Shortly after Jenna awoke, the coach stopped in some dust-ridden little town in the middle of a series of square, dry shrub fields, and a young boy at the front shouted out, “Breakfast time. Thirty minute!” and everyone began sleepily getting up and leaving the coach, including Alex and Jenna. Soon they were seated at a table in a far corner of the restaurant, drinking chai and gazing out across the barren fields that baked under the harsh Indian sun.
“You sure we can’t eat at this place?” Jenna asked.
“No. If you want something, buy some chips for the coach, but other than chai, I wouldn’t suggest it. Someone who hasn’t quite gotten used to things here doesn’t want to risk eating somewhere like this.”
“Okay,” she replied, blowing on her chai.
A few hours later they arrived in Varanasi. It was noon by then and they immediately took an auto rickshaw from the bus station toward the main ghat, close to the river and the oldest of the ancient buildings. There, Alex explained, they would stay in the heart of the eclectic, spiritual city.
It took the auto almost an hour to get them through the tightly packed streets and to the market on the outskirts of the buildings built upon the bank. The whole place thronged with bodies, spilling out onto the roads from the sidewalk and mixed with the congested traffic. Once they paid the auto, they took their bags and began pressing on through the tigh
t streets into even tighter and narrower alleyways that weaved through the ancient city like cracks in a clay pot. As she walked along, people came to Jenna offering everything from a room to musical instruments and potions to marijuana. Alex had taught her well, though, and she had become very good in the four days they’d been together in brushing people away firmly, while retaining a level of politeness.

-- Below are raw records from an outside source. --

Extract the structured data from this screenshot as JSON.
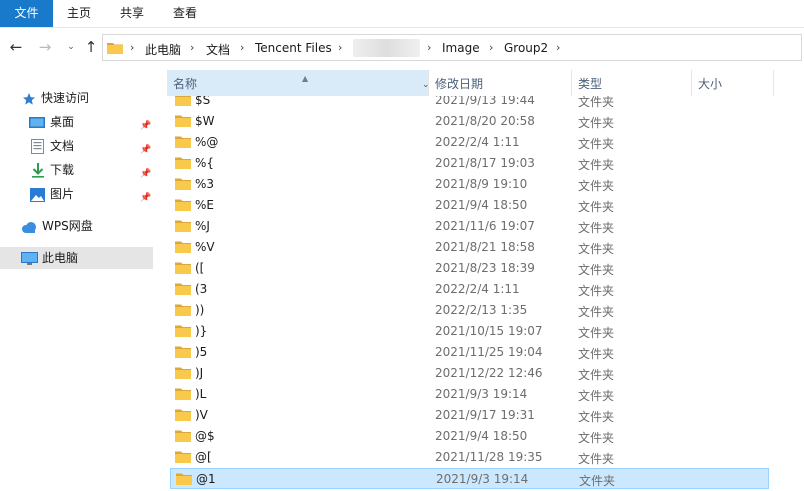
{
  "ribbon": {
    "file": "文件",
    "home": "主页",
    "share": "共享",
    "view": "查看"
  },
  "nav": {
    "back": "←",
    "forward": "→",
    "recent": "⌄",
    "up": "↑",
    "breadcrumb": [
      "此电脑",
      "文档",
      "Tencent Files",
      "Image",
      "Group2"
    ]
  },
  "sidebar": {
    "quick_access": "快速访问",
    "items": [
      {
        "label": "桌面",
        "icon": "desktop-icon"
      },
      {
        "label": "文档",
        "icon": "documents-icon"
      },
      {
        "label": "下载",
        "icon": "download-icon"
      },
      {
        "label": "图片",
        "icon": "pictures-icon"
      }
    ],
    "wps": "WPS网盘",
    "this_pc": "此电脑"
  },
  "columns": {
    "name": "名称",
    "date": "修改日期",
    "type": "类型",
    "size": "大小"
  },
  "files": [
    {
      "name": "$S",
      "date": "2021/9/13 19:44",
      "type": "文件夹"
    },
    {
      "name": "$W",
      "date": "2021/8/20 20:58",
      "type": "文件夹"
    },
    {
      "name": "%@",
      "date": "2022/2/4 1:11",
      "type": "文件夹"
    },
    {
      "name": "%{",
      "date": "2021/8/17 19:03",
      "type": "文件夹"
    },
    {
      "name": "%3",
      "date": "2021/8/9 19:10",
      "type": "文件夹"
    },
    {
      "name": "%E",
      "date": "2021/9/4 18:50",
      "type": "文件夹"
    },
    {
      "name": "%J",
      "date": "2021/11/6 19:07",
      "type": "文件夹"
    },
    {
      "name": "%V",
      "date": "2021/8/21 18:58",
      "type": "文件夹"
    },
    {
      "name": "([",
      "date": "2021/8/23 18:39",
      "type": "文件夹"
    },
    {
      "name": "(3",
      "date": "2022/2/4 1:11",
      "type": "文件夹"
    },
    {
      "name": "))",
      "date": "2022/2/13 1:35",
      "type": "文件夹"
    },
    {
      "name": ")}",
      "date": "2021/10/15 19:07",
      "type": "文件夹"
    },
    {
      "name": ")5",
      "date": "2021/11/25 19:04",
      "type": "文件夹"
    },
    {
      "name": ")J",
      "date": "2021/12/22 12:46",
      "type": "文件夹"
    },
    {
      "name": ")L",
      "date": "2021/9/3 19:14",
      "type": "文件夹"
    },
    {
      "name": ")V",
      "date": "2021/9/17 19:31",
      "type": "文件夹"
    },
    {
      "name": "@$",
      "date": "2021/9/4 18:50",
      "type": "文件夹"
    },
    {
      "name": "@[",
      "date": "2021/11/28 19:35",
      "type": "文件夹"
    },
    {
      "name": "@1",
      "date": "2021/9/3 19:14",
      "type": "文件夹",
      "selected": true
    }
  ],
  "colors": {
    "accent": "#1979ca",
    "selection": "#cce8ff",
    "folder": "#f8c94a"
  }
}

The further they dived into the chaos that was Varanasi’s cramped, labyrinthian nooks and alleyways, the more spiritual the people got—men in robes of white and orange, marks upon their foreheads, caked-on paint, a red thumbprint or several white lines, sometimes two, often three. They came upon a tight street of beggars and weaved their way through, hands thrust in their direction; women with waif babies pressed to their chests; cripples scraping along the floor with small metal trays held in their mouths, their feeble legs bound by rags that had grown black from being constantly dragged along; the elderly in the worst conditions.

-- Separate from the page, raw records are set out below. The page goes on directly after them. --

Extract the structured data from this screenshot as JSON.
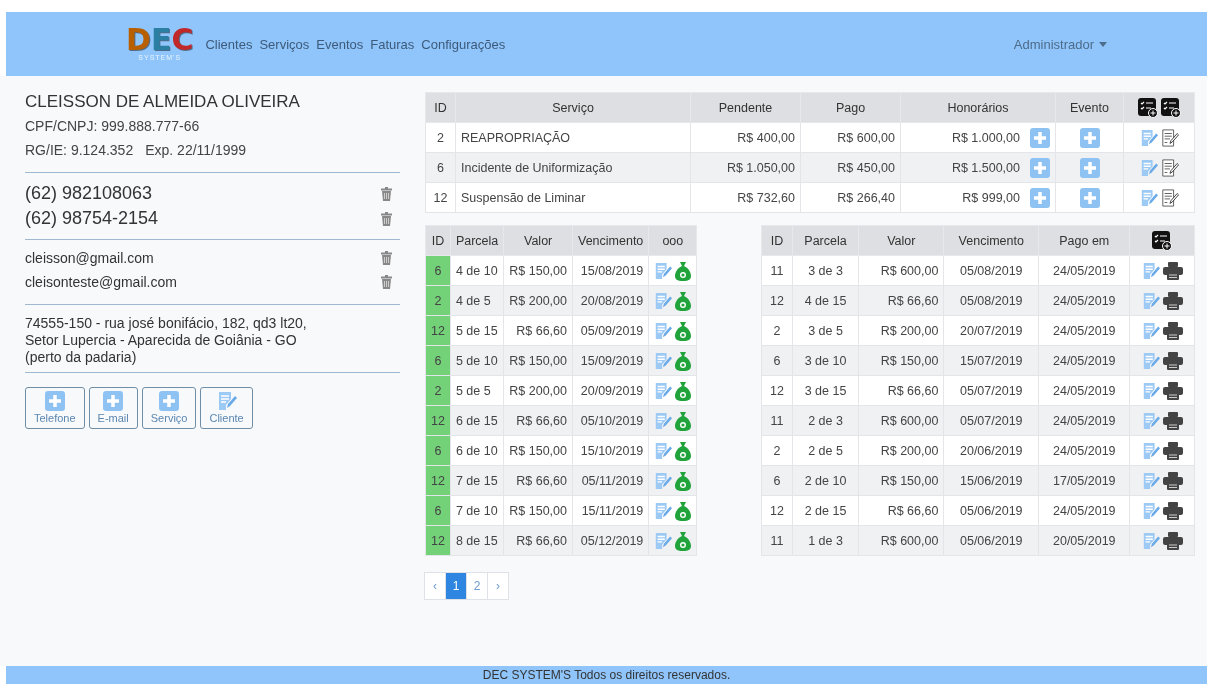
{
  "logo": {
    "letters": [
      "D",
      "E",
      "C"
    ],
    "subtitle": "SYSTEM'S"
  },
  "nav": [
    "Clientes",
    "Serviços",
    "Eventos",
    "Faturas",
    "Configurações"
  ],
  "user_menu": "Administrador",
  "client": {
    "name": "CLEISSON DE ALMEIDA OLIVEIRA",
    "document": "CPF/CNPJ: 999.888.777-66",
    "rg": "RG/IE: 9.124.352",
    "expiry": "Exp. 22/11/1999",
    "phones": [
      "(62) 982108063",
      "(62) 98754-2154"
    ],
    "emails": [
      "cleisson@gmail.com",
      "cleisonteste@gmail.com"
    ],
    "address": [
      "74555-150 - rua josé bonifácio, 182, qd3 lt20,",
      "Setor Lupercia - Aparecida de Goiânia - GO",
      "(perto da padaria)"
    ]
  },
  "add_buttons": [
    {
      "kind": "add",
      "label": "Telefone"
    },
    {
      "kind": "add",
      "label": "E-mail"
    },
    {
      "kind": "add",
      "label": "Serviço"
    },
    {
      "kind": "edit",
      "label": "Cliente"
    }
  ],
  "services": {
    "columns": [
      "ID",
      "Serviço",
      "Pendente",
      "Pago",
      "Honorários",
      "Evento"
    ],
    "rows": [
      {
        "id": "2",
        "service": "REAPROPRIAÇÃO",
        "pending": "R$ 400,00",
        "paid": "R$ 600,00",
        "fees": "R$ 1.000,00"
      },
      {
        "id": "6",
        "service": "Incidente de Uniformização",
        "pending": "R$ 1.050,00",
        "paid": "R$ 450,00",
        "fees": "R$ 1.500,00"
      },
      {
        "id": "12",
        "service": "Suspensão de Liminar",
        "pending": "R$ 732,60",
        "paid": "R$ 266,40",
        "fees": "R$ 999,00"
      }
    ]
  },
  "open_installments": {
    "columns": [
      "ID",
      "Parcela",
      "Valor",
      "Vencimento",
      "ooo"
    ],
    "rows": [
      {
        "id": "6",
        "installment": "4 de 10",
        "value": "R$ 150,00",
        "due": "15/08/2019"
      },
      {
        "id": "2",
        "installment": "4 de 5",
        "value": "R$ 200,00",
        "due": "20/08/2019"
      },
      {
        "id": "12",
        "installment": "5 de 15",
        "value": "R$ 66,60",
        "due": "05/09/2019"
      },
      {
        "id": "6",
        "installment": "5 de 10",
        "value": "R$ 150,00",
        "due": "15/09/2019"
      },
      {
        "id": "2",
        "installment": "5 de 5",
        "value": "R$ 200,00",
        "due": "20/09/2019"
      },
      {
        "id": "12",
        "installment": "6 de 15",
        "value": "R$ 66,60",
        "due": "05/10/2019"
      },
      {
        "id": "6",
        "installment": "6 de 10",
        "value": "R$ 150,00",
        "due": "15/10/2019"
      },
      {
        "id": "12",
        "installment": "7 de 15",
        "value": "R$ 66,60",
        "due": "05/11/2019"
      },
      {
        "id": "6",
        "installment": "7 de 10",
        "value": "R$ 150,00",
        "due": "15/11/2019"
      },
      {
        "id": "12",
        "installment": "8 de 15",
        "value": "R$ 66,60",
        "due": "05/12/2019"
      }
    ]
  },
  "paid_installments": {
    "columns": [
      "ID",
      "Parcela",
      "Valor",
      "Vencimento",
      "Pago em"
    ],
    "rows": [
      {
        "id": "11",
        "installment": "3 de 3",
        "value": "R$ 600,00",
        "due": "05/08/2019",
        "paid_on": "24/05/2019"
      },
      {
        "id": "12",
        "installment": "4 de 15",
        "value": "R$ 66,60",
        "due": "05/08/2019",
        "paid_on": "24/05/2019"
      },
      {
        "id": "2",
        "installment": "3 de 5",
        "value": "R$ 200,00",
        "due": "20/07/2019",
        "paid_on": "24/05/2019"
      },
      {
        "id": "6",
        "installment": "3 de 10",
        "value": "R$ 150,00",
        "due": "15/07/2019",
        "paid_on": "24/05/2019"
      },
      {
        "id": "12",
        "installment": "3 de 15",
        "value": "R$ 66,60",
        "due": "05/07/2019",
        "paid_on": "24/05/2019"
      },
      {
        "id": "11",
        "installment": "2 de 3",
        "value": "R$ 600,00",
        "due": "05/07/2019",
        "paid_on": "24/05/2019"
      },
      {
        "id": "2",
        "installment": "2 de 5",
        "value": "R$ 200,00",
        "due": "20/06/2019",
        "paid_on": "24/05/2019"
      },
      {
        "id": "6",
        "installment": "2 de 10",
        "value": "R$ 150,00",
        "due": "15/06/2019",
        "paid_on": "17/05/2019"
      },
      {
        "id": "12",
        "installment": "2 de 15",
        "value": "R$ 66,60",
        "due": "05/06/2019",
        "paid_on": "24/05/2019"
      },
      {
        "id": "11",
        "installment": "1 de 3",
        "value": "R$ 600,00",
        "due": "05/06/2019",
        "paid_on": "20/05/2019"
      }
    ]
  },
  "pagination": [
    {
      "label": "‹",
      "selected": false
    },
    {
      "label": "1",
      "selected": true
    },
    {
      "label": "2",
      "selected": false
    },
    {
      "label": "›",
      "selected": false
    }
  ],
  "footer": "DEC SYSTEM'S Todos os direitos reservados."
}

“Watch out for the cow shit,” Alex advised her, pointing out a large pile she was about to tread in.
A little way on, they came across a large cow that had planted itself in the middle of the alley and blocked the passage completely. People helped each other over and around it, shopkeepers tried to move it and people riding motorbikes blew their horns at the great beast.
Once they were around it, Alex led them down another alley, and it was there that they emerged onto a set of giant stone steps that led down to the wide Ganges river, a haze of blue smoke hanging over the whole thing like some kind of spirit, wafting from the little boats that continually crossed it.

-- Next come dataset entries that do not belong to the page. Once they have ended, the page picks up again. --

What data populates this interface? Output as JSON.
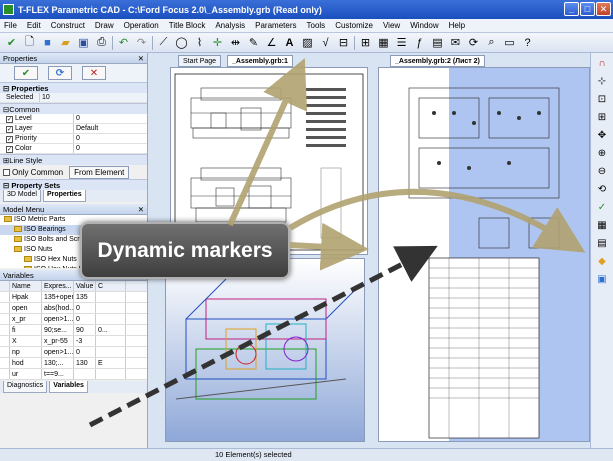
{
  "window": {
    "title": "T-FLEX Parametric CAD - C:\\Ford Focus 2.0\\_Assembly.grb (Read only)"
  },
  "menu": [
    "File",
    "Edit",
    "Construct",
    "Draw",
    "Operation",
    "Title Block",
    "Analysis",
    "Parameters",
    "Tools",
    "Customize",
    "View",
    "Window",
    "Help"
  ],
  "properties": {
    "title": "Properties",
    "section": "Properties",
    "selected": "Selected",
    "selected_count": "10",
    "common": "Common",
    "rows": [
      {
        "key": "Level",
        "value": "0"
      },
      {
        "key": "Layer",
        "value": "Default"
      },
      {
        "key": "Priority",
        "value": "0"
      },
      {
        "key": "Color",
        "value": "0"
      }
    ],
    "line_style": "Line Style",
    "only_common": "Only Common",
    "from_element": "From Element",
    "property_sets": "Property Sets",
    "tabs": [
      "3D Model",
      "Properties"
    ]
  },
  "model_menu": {
    "title": "Model Menu",
    "items": [
      "ISO Metric Parts",
      "ISO Bearings",
      "ISO Bolts and Screws",
      "ISO Nuts",
      "ISO Hex Nuts",
      "ISO Hex Nuts Fine Pitch",
      "ISO Hex Nuts Prevailing Torque"
    ]
  },
  "variables": {
    "title": "Variables",
    "headers": [
      "",
      "Name",
      "Expres...",
      "Value",
      "C"
    ],
    "rows": [
      [
        "",
        "Hpak",
        "135+open",
        "135",
        ""
      ],
      [
        "",
        "open",
        "abs(hod...",
        "0",
        ""
      ],
      [
        "",
        "x_pr",
        "open>1...",
        "0",
        ""
      ],
      [
        "",
        "fi",
        "90;se...",
        "90",
        "0..."
      ],
      [
        "",
        "X",
        "x_pr-55",
        "-3",
        ""
      ],
      [
        "",
        "np",
        "open>1...",
        "0",
        ""
      ],
      [
        "",
        "hod",
        "130;...",
        "130",
        "E"
      ],
      [
        "",
        "ur",
        "t==9...",
        "",
        ""
      ]
    ],
    "tabs": [
      "Diagnostics",
      "Variables"
    ]
  },
  "documents": [
    {
      "tab": "Start Page",
      "tab2": "_Assembly.grb:1"
    },
    {
      "tab": "_Assembly.grb:2 (Лист 2)"
    }
  ],
  "callout": "Dynamic markers",
  "status": "10 Element(s) selected",
  "colors": {
    "accent": "#1b4fbf",
    "highlight": "#9bb7ee",
    "arrow": "#b1a270"
  }
}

Jenna stopped and gazed at it all in awe, getting her camera out of her bag. Alex stopped a step or two below her and smiled. It had been the same for him many years ago when he had first emerged out onto the great, ancient steps of the city and saw the huge river, a sandy stretch of land on the other side of it. He too had immediately pulled out his camera and begun snapping away.
After she’d taken several pictures, Alex led Jenna along the steps for a while, before they went back up into the city and found the guesthouse he was looking for.